Now the Iranians are looking for new pressure points, including the excavation of the mountain plant at Natanz. And in the past week, Iranian authorities shut down 27 cameras that gave inspectors a peek into Iran’s fuel production.

The decision to shut down the cameras, which were installed as part of the nuclear deal, was particularly troubling for Rafael Grossi, the director-general of the International Atomic Energy Agency, the United Nations agency responsible for nuclear inspections. If the cameras go off for weeks and it’s impossible to track the whereabouts of nuclear material, “I think this would be a fatal blow” to hopes of reviving the accord, Mr Grossi said last week.

But this is much more than an inspection dispute. In the eyes of experts, Tehran is about to become what Robert Litwak, who has written extensively about the Iranian program at the Woodrow Wilson International Center for Scholars in Washington, is a “nuclear threshold state: whose uranium enrichment program creates an inherent option – a hedge – to produce nuclear weapons,” without actually taking the final step.
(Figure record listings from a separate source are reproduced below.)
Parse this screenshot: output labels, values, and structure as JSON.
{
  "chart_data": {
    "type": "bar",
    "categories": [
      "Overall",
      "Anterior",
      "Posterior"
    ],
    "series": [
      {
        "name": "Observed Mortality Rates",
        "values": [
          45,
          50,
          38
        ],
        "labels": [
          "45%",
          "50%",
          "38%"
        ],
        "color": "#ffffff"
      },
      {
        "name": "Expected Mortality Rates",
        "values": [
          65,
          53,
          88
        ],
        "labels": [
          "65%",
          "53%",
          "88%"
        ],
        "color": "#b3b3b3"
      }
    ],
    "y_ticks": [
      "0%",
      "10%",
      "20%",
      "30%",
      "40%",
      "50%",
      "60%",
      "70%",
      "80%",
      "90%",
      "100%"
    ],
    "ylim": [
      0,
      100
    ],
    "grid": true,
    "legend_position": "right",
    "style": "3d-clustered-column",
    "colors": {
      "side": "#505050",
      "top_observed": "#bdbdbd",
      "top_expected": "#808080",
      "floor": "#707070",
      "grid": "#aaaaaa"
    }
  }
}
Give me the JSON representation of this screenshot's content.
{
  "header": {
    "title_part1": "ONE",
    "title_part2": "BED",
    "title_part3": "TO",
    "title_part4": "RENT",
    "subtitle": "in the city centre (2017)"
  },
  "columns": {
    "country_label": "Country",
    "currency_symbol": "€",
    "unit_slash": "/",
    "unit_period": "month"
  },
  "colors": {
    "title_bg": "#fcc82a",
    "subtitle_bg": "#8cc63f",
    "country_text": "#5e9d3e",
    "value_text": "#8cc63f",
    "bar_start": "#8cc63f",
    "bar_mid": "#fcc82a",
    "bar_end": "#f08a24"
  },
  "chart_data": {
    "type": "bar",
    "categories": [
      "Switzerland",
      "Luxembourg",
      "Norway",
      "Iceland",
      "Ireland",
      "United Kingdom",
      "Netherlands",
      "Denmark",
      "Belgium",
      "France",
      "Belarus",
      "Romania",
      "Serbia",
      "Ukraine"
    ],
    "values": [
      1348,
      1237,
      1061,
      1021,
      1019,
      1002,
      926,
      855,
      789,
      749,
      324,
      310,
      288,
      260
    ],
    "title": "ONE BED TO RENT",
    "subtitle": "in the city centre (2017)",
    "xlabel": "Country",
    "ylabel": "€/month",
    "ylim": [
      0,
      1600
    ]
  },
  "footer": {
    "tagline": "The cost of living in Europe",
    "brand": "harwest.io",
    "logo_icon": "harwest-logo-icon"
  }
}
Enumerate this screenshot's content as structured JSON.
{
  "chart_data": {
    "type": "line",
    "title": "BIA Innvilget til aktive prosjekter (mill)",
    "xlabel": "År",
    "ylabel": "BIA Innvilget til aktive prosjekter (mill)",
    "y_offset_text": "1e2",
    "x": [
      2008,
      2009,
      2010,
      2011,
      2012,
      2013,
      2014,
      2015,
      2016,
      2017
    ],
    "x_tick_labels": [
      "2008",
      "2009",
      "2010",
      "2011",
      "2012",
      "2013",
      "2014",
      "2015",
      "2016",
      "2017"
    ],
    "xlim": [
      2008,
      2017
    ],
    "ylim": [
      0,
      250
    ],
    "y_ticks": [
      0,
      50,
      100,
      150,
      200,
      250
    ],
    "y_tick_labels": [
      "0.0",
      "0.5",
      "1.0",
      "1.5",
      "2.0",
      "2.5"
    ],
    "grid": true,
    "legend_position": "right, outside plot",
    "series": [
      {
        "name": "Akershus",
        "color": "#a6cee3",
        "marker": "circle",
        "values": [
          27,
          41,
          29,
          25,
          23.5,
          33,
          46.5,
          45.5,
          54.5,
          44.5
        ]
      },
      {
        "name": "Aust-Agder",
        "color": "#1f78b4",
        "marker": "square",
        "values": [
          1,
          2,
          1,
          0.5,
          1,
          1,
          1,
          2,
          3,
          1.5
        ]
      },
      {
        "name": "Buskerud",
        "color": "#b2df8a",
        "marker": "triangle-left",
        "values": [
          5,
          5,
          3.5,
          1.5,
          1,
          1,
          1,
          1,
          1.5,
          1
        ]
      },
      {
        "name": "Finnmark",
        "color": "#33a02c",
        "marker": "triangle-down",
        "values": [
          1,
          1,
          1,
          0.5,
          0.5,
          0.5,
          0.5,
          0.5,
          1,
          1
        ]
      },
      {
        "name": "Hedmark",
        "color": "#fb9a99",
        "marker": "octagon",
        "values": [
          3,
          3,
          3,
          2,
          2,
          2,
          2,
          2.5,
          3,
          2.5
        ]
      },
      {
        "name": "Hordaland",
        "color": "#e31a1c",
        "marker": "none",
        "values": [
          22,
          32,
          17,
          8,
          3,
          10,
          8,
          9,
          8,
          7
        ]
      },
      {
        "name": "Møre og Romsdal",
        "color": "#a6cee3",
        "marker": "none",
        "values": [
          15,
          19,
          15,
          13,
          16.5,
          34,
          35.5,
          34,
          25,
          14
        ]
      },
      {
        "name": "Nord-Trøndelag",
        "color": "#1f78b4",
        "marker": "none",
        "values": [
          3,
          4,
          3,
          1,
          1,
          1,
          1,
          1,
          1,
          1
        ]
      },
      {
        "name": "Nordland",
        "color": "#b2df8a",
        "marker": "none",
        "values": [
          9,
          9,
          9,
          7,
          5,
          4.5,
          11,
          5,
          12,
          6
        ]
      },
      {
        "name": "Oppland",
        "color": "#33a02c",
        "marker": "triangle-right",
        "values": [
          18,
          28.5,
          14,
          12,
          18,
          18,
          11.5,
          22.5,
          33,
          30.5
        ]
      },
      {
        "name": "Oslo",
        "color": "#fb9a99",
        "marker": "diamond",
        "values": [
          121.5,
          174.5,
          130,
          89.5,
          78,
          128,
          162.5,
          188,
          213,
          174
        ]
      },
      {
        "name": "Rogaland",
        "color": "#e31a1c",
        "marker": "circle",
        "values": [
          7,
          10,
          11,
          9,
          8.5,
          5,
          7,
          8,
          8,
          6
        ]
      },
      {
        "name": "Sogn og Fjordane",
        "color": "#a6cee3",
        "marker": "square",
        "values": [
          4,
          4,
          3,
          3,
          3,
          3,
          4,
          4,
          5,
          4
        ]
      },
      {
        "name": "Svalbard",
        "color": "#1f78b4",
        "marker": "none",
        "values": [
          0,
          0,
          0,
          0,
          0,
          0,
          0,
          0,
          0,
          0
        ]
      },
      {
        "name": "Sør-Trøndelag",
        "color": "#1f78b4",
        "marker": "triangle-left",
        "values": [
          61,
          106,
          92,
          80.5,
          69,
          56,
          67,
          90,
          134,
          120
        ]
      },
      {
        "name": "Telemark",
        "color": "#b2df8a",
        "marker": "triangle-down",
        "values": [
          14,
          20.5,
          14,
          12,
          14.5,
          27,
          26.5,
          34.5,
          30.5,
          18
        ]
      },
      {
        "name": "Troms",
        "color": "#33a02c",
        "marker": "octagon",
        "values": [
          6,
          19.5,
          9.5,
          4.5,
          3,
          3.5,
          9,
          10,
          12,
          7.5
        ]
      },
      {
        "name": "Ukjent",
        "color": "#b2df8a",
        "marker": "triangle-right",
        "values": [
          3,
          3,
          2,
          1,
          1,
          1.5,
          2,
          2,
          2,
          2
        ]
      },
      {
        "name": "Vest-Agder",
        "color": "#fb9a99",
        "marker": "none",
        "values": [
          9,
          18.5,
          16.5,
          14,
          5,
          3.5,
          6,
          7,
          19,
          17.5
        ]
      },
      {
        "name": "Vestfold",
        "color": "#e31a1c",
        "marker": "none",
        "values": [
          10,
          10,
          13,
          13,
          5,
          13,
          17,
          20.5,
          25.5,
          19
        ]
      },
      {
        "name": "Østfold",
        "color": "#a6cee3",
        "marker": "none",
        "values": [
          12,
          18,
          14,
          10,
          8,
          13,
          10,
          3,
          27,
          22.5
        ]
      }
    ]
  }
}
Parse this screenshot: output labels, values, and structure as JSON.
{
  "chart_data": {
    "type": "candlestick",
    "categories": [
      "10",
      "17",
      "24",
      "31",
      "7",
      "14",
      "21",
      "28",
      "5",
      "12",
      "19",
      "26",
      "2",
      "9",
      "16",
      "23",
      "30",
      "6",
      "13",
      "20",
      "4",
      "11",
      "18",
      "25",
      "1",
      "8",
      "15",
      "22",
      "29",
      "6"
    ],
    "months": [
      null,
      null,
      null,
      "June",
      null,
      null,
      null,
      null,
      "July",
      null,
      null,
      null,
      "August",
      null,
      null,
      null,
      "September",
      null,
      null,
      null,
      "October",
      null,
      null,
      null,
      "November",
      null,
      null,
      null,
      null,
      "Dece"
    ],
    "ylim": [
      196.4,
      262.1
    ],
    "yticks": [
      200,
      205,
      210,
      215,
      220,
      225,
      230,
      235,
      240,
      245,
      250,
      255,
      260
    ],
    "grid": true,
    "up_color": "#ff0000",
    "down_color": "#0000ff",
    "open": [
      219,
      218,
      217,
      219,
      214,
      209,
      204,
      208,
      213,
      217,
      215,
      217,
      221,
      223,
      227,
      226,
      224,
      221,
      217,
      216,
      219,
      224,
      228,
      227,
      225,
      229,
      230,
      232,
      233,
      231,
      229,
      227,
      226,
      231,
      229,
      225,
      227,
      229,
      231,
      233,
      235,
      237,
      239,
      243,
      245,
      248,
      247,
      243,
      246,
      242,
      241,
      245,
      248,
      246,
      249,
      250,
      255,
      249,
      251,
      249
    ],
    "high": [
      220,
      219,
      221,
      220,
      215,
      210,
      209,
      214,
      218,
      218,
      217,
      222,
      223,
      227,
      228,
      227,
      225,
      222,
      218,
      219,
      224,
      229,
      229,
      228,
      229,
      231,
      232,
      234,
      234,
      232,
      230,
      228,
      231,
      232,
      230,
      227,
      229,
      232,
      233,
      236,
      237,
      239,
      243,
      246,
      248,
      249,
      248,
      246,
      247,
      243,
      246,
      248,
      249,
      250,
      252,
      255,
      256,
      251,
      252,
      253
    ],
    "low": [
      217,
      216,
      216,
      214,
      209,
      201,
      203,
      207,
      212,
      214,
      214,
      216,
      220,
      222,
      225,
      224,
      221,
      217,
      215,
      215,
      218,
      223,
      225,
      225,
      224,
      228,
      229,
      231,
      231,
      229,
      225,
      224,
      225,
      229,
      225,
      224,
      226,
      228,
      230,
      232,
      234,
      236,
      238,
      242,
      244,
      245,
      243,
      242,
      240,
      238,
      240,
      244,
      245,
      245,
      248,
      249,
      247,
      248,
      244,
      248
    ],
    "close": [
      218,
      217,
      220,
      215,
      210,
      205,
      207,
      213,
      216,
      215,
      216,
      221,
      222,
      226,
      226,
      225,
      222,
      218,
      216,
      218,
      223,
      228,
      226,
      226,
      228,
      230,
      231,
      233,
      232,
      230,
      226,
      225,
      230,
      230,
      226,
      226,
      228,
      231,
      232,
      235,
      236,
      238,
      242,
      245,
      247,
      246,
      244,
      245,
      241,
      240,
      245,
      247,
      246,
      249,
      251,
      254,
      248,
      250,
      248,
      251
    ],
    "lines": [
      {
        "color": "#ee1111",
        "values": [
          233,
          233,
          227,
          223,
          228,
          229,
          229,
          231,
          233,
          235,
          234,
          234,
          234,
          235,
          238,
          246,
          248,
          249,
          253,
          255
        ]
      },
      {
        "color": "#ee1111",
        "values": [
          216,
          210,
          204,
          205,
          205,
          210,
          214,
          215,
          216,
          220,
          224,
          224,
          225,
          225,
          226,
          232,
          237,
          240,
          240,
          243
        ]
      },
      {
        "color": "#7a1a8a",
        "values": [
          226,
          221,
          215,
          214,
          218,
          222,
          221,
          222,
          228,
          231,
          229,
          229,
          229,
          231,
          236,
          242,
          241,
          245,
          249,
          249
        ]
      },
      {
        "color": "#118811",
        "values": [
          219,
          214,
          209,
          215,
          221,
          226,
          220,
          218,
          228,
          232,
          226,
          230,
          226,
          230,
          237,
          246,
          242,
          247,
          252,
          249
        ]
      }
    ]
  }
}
“Iran’s move to Natanz,” he said of the plant now under construction, “increases pressure on the United States to strike a new deal by emphasizing the risk of a nuclear outbreak if diplomacy fails. “

For decades, an arid patch of land near Natanz was the focus of Iran’s nuclear effort. The country has always insisted that its underground “pilot plant” there only works to produce nuclear fuel for peaceful purposes – the production of nuclear energy. The evidence, some of which was stolen by Israel from a warehouse in Tehran, suggests otherwise: that Iran has been planning to build a bomb for two decades, if it were to conclude it was in its best interest.